New Sichuan Spot Near Columbia Fails To Bring The Heat
By Scott Lynch
For a well-regarded, apparently ambitious, deep-Queens/Long Island mini-chain making its first foray into Manhattan, the new Sichuan restaurant Grain House is surprisingly half-assed in its execution.
The location is certainly well chosen, in the Manhattan Valley section of the Upper West Side, near enough to Columbia to lure in students but also filled with families in search of some new neighborhood fare. The actual space itself, however, is uninspired to the point of deflating whatever expectations you allowed yourself to have when you set off for your meal.

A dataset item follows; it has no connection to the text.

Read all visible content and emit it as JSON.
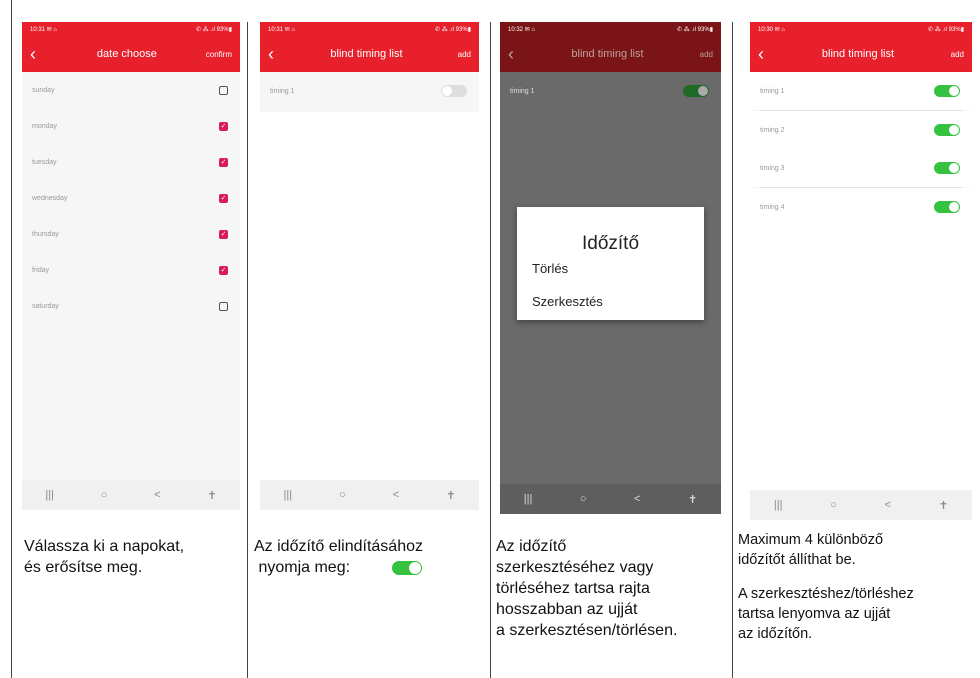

A wide ramp flanked by institutional handrails greets you upon entering, left over from when this was a Dunkin’ Dounts two tenants ago and creating a barren expanse of linoleum leading up to a counter to which you do not need to approach (you order from your table). The decor is pure odd lot: black and white photos of China, a small wooden wall clock, a typographic poster of the alphabet hung on its side.
Staffers stare at their phones whenever there’s a momentary break in the action (meanwhile a towel-less situation awaits you in the bathroom); plates and the clearing thereof need requesting; complimentary tea is served either too tepid or scalding hot. The whole thing just feels tired, and after only a few weeks since the opening.
The Grain House menu is loaded with Sichuan crowd-pleasers and classics, and all five dishes we ate over two dinners were… just OK. Despite its “chili-pepper-icon warning” the Burning Noodle didn’t, though it was cooked with competence and packed just enough punch to satisfy on a snowy day. The Mapo Tofu arrived looking promising, all glistening in chili oil and craggy with ground beef, and the textures were as one would hope, but again, the dish didn’t live up to its fiery promise.